EUROPEAN MARKETS LEAD STOCK BOUNCE -- EUROPEAN STOCK INDEX TESTS FEBRUARY LOW -- YIELD ON BRITISH BOND FALLS BELOW 1% -- 10 YEAR TREASURY YIELD MAY TEST 2012 BOTTOM -- EURO DROP IS ALSO BOOSTING DOLLAR
EUROPEAN STOCKS LEAD GLOBAL BOUNCE ... A rebound in European stocks is leading a rebound in the states. Chart 1 shows the Dow Jones Europe Ex UK Index climbing 2.5%. France and Germany are up a similar amount. What may be significant from a charting standpoint is that the index is testing chart support formed at its February bottom. Europe has a lot of work to do to repair chart damage done over the prior two days. But today's rebound could be a start. British shares are also trading higher (as is the British Pound). Chart 2 shows the London's FTSE 100 Index jumping 2.6% today. It's trying to climb back above its 200-day average. The relatively stronger FTSE 100 chart is misleading. That index is made up of large cap British stocks with international exposure that depend on exports. As a result, they've been supported by the recent plunge in sterling. The FTSE 250, which is composed of midsize British stocks with a more domestic basis, have fallen twice as far as the FTSE 100. That's where the real damage in Britain has been seen.

(click to view a live version of this chart)
Chart 1

(click to view a live version of this chart)
Chart 2
BRITISH 10-YEAR YIELD FALLS BELOW 1% FOR FIRST TIME IN HISTORY... Yesterday's safe haven buying of sovereign bonds pushed the 10-Year British yield below one percent for the first time in history. As has been the case for several months, plunging foreign yields are pulling Treasury yields lower. The 10-Year Treasury yield is trading at 1.46% this morning which is the lowest yield in four years. The previous record low was set in July 2012 at 1.40%. It remains to be seen of those 2012 lows will hold.
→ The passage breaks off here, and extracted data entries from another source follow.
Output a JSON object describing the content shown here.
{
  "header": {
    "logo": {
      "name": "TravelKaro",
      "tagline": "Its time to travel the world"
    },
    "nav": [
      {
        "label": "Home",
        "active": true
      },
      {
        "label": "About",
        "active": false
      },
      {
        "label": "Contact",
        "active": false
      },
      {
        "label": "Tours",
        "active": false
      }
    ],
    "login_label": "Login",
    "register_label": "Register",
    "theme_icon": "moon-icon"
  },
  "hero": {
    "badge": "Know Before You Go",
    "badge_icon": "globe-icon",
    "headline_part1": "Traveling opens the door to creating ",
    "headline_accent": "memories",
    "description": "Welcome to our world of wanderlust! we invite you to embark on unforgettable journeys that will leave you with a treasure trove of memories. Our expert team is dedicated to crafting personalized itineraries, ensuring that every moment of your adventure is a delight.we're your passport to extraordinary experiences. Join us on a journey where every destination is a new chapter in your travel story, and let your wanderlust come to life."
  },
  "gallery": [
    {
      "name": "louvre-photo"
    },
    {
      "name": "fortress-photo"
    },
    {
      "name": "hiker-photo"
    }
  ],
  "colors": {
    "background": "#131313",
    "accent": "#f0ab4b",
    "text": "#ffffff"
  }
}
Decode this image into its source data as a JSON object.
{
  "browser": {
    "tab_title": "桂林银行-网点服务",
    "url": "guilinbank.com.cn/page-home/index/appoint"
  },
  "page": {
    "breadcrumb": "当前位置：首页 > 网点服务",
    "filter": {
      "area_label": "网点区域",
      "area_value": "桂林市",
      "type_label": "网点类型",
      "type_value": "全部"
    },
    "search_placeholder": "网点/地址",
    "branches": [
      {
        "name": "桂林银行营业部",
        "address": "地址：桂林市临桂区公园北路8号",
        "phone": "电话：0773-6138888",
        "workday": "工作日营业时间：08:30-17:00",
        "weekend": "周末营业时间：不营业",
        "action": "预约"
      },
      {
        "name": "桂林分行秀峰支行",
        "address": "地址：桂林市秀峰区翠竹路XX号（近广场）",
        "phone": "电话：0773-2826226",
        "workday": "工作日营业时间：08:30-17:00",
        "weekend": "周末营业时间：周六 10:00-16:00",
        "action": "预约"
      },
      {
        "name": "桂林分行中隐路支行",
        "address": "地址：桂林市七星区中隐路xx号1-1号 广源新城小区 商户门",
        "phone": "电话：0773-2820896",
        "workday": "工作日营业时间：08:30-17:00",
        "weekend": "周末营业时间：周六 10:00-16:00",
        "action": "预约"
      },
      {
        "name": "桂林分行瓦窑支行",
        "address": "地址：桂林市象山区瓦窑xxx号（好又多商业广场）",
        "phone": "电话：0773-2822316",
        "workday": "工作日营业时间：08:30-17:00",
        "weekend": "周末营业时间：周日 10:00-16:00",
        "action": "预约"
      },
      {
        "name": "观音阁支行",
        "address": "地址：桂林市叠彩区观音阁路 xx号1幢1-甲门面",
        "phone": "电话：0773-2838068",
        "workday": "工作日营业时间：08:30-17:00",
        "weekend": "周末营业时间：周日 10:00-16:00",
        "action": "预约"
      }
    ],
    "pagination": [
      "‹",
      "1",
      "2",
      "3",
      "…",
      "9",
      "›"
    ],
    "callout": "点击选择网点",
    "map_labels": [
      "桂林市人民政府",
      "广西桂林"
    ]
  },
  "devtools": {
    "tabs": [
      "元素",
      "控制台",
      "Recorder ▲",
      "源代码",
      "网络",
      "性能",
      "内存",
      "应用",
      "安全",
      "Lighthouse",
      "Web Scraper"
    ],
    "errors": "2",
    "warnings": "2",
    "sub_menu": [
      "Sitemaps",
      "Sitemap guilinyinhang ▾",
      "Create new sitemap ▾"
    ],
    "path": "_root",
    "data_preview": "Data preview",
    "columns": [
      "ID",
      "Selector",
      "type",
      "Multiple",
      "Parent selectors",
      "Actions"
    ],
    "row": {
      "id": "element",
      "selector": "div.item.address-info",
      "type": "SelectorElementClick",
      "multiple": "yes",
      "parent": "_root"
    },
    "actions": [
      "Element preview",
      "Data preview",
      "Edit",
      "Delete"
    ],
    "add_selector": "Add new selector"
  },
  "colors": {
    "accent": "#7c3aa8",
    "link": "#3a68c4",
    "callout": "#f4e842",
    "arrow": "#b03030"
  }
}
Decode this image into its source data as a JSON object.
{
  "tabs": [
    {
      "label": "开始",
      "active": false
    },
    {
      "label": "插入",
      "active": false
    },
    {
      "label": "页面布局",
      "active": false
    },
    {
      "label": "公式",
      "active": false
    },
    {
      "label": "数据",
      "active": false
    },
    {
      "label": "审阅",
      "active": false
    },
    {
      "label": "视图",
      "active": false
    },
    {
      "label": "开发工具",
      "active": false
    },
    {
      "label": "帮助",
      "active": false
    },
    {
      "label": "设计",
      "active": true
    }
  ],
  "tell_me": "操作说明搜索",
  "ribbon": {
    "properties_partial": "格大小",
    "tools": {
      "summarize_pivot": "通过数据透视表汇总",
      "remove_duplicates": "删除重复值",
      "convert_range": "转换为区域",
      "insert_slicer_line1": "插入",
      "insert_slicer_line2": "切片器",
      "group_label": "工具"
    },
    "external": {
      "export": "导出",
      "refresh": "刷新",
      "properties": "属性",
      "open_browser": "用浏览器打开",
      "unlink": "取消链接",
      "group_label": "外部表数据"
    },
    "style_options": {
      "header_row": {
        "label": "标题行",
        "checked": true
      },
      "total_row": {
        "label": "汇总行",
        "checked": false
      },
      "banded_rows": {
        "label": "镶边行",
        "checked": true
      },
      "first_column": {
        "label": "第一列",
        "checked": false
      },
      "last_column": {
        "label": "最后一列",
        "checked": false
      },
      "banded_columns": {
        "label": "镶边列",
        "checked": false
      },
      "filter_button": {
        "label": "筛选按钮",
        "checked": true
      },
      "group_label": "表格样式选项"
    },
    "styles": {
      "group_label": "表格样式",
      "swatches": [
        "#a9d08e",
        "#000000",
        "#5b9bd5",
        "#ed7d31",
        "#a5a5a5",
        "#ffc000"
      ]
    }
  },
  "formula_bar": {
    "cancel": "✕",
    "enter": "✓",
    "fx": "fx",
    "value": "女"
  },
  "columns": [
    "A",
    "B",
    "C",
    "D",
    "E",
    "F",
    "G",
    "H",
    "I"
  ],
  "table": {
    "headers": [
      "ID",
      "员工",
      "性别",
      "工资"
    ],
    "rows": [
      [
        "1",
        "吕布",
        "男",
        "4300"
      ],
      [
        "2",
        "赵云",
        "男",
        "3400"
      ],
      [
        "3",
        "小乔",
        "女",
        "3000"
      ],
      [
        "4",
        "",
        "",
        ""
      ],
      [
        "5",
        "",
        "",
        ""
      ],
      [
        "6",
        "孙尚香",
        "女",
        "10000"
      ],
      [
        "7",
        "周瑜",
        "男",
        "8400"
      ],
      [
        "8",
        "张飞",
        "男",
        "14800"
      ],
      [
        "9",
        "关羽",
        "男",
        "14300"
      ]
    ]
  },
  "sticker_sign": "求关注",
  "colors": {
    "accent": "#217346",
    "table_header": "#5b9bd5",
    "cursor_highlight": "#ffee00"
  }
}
(click to view a live version of this chart)
Chart 3
FALLING EURO ALSO BOOSTS DOLLAR... While most recent forex attention has been on the plunging British Pound, the Euro is also falling. Chart 4 shows the Euro falling to a three-month low over the last three trading days. It has also fallen below its 200-day average and a rising trendline drawn under its December/March low. The Euro loss of 3% since last Friday is much smaller than the pound's drop of more than 10%. The Euro, however, accounts for 57% of the Dollar Index versus a much smaller weight of 12% for sterling. Chart 5 shows the PowerShares Dollar Index Bullish Fund (UUP) climbing to a three-month high and testing its 200-day average. A 4% jump in the yen since last Friday has held the UUP back. The yen has a slightly bigger impact (13.6%) on the UUP than the pound. A rising dollar presents some problems of its own, which include weaker commodity prices. A stronger dollar can also hurt large U.S. multinational firms that depend on exports.

(click to view a live version of this chart)
Chart 4

(click to view a live version of this chart)
Chart 5
BROKERS AND INSURERS ARE ALSO FALLING... Banks aren't the only financial stocks under pressure from plunging bond yields. Chart 6 shows the U.S. Broker-Dealers iShares (IAI) trading at the lowest level in four months (as are banks). Chart 7 shows U.S. Insurance iShares (IAK) in a similar situation. Their 14-day RSI lines (below each chart) have reached oversold territory at 30 suggesting that the decline may be getting overdone. That's usually not enough, however, to signal a bottom. A glance back at the February bottom on both charts shows that it usually takes two RSI moves into oversold territory to signal a bottom (green arrows). That suggests that we be getting close, but aren't there yet. In all three cases, however, the main culprit is the plunge in Treasury yields. Financial stocks need higher interest rates to boost profits. That being the case, financial stocks may remain under pressure until global bond yields show some signs of stabilization.

(click to view a live version of this chart)
Chart 6

(click to view a live version of this chart)
Chart 7
S&P 500 BOUNCES FROM INITIAL SUPPORT ... Short-term chart damage has certainly be done to U.S. stock indexes. Yesterday's drop saw the S&P 500 fall below its May low and 200-day average after two days of heavy trading. So far, however, the damage has been much smaller than that suffered at the start of the year. The three green lines in Chart 8 mark Fibonacci percentage retracement levels measured from the February bottom to its June peak. The SPX is bouncing slightly off its 38% retracement line today which is usually the first line of potential support. If that doesn't hold, a more important support line resides at the 50% retracement line. A drop to that level would also probably put it in enough of oversold condition to prompt some new buying.